Simon Rubinsohn, chief economist at Rics, said that “there is a rush on. There ‘s a recognition that the numbers will look more challenging when you have to pay another 3%.”

January marked the 10th month in a row during which new enquiries increased, according to figures from Rics.

The number of new properties coming on to the market did go up in January compared to previous months, but not by enough, given the rate at which demand also increased.

According to Rics ‘s survey results, 74% of their members said that they predicted the number of landlords purchasing properties to continue to rise until April.

Rubinsohn said: “The near-term pressure on prices is, if anything, intensifying, despite a higher level of supply.

“How the tax changes planned for the buy-let sector over the next few years play out remains to be seen but there are concerns raised in the survey that some existing landlords will look to either gradually scale back on their portfolios or exit the market altogether as the more penal regime begins to bite.

“Against this backdrop, it is perhaps not surprising that the key Rics indicators points to further rent – as well as house price – increases.”

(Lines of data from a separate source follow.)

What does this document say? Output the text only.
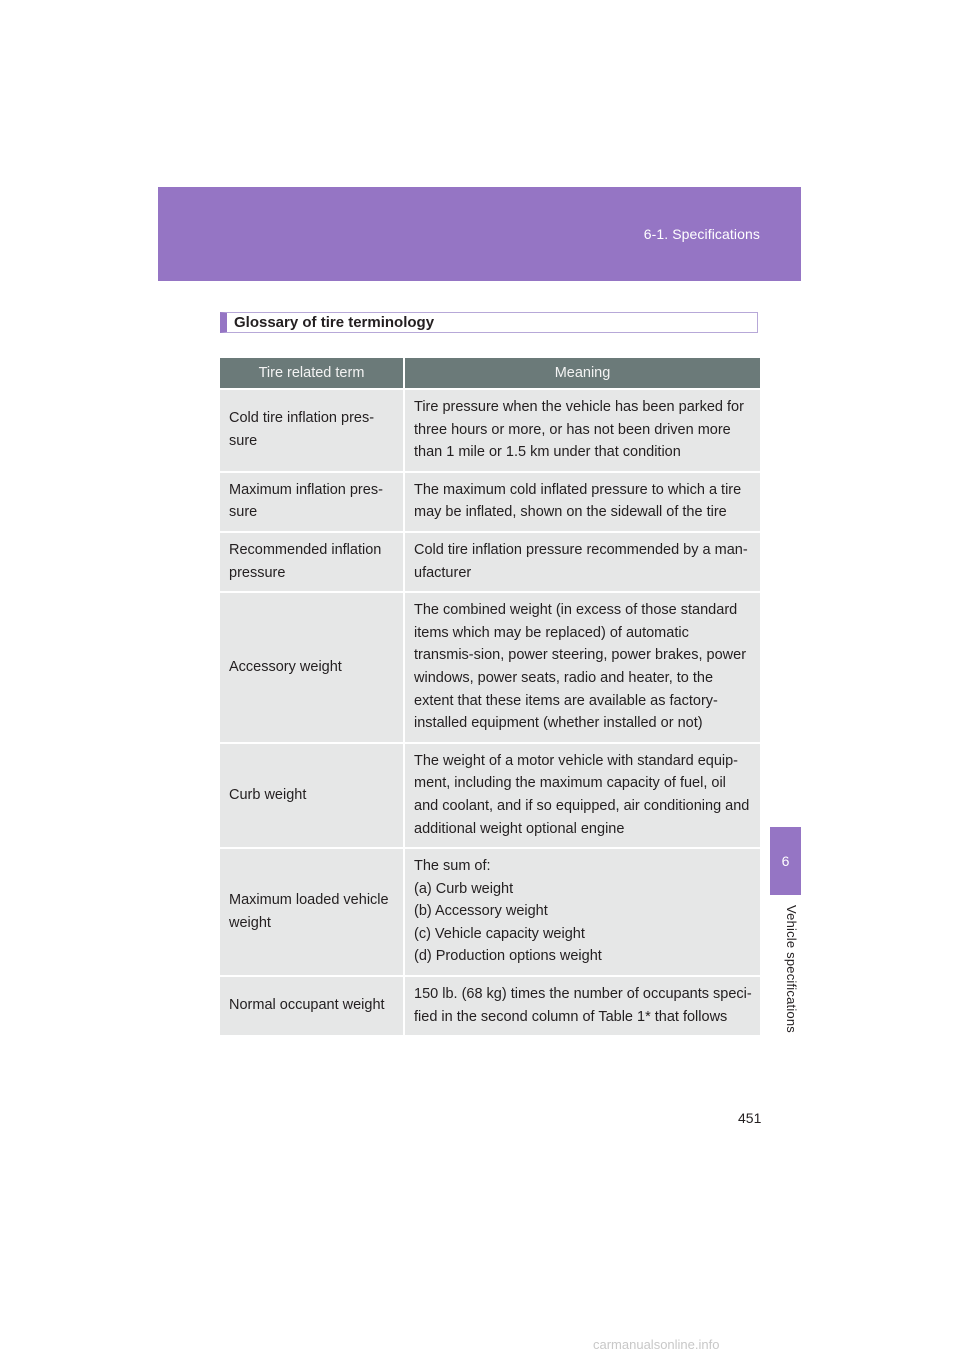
6-1. Specifications
6
Vehicle specifications
Glossary of tire terminology
Tire related term	Meaning
Cold tire inflation pres-
sure	Tire pressure when the vehicle has been parked for three hours or more, or has not been driven more than 1 mile or 1.5 km under that condition
Maximum inflation pres-
sure	The maximum cold inflated pressure to which a tire may be inflated, shown on the sidewall of the tire
Recommended inflation pressure	Cold tire inflation pressure recommended by a man-ufacturer
Accessory weight	The combined weight (in excess of those standard items which may be replaced) of automatic transmis-sion, power steering, power brakes, power windows, power seats, radio and heater, to the extent that these items are available as factory-installed equipment (whether installed or not)
Curb weight	The weight of a motor vehicle with standard equip-ment, including the maximum capacity of fuel, oil and coolant, and if so equipped, air conditioning and additional weight optional engine
Maximum loaded vehicle weight	The sum of:
(a) Curb weight
(b) Accessory weight
(c) Vehicle capacity weight
(d) Production options weight
Normal occupant weight	150 lb. (68 kg) times the number of occupants speci-fied in the second column of Table 1* that follows
451
carmanualsonline.info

While these changes that have cause this short-term boost in buy-let demand were intended to eventually boost home ownership levels, not everyone agrees that they will have their desired effect.

Jen-Michel Six, economist at Standard and Poor, said that the housing market is, generally, getting worse for those looking to buy, particular among younger generations.

He said: “Younger low- and middle-income households (would-be first-time buyers) are the ones affected most.

“As buying a home becomes ever more expensive, they are increasingly forced to rent, spending a large share of their income on accommodation and unable to save to buy a home or otherwise accumulate wealth.

“It also contributes to an even higher income inequality when accounting for housing costs. In fact, while income inequality fell slightly immediately after the crisis and has remained broadly stable since then, inequality when accounting for housing costs is on the rise again.”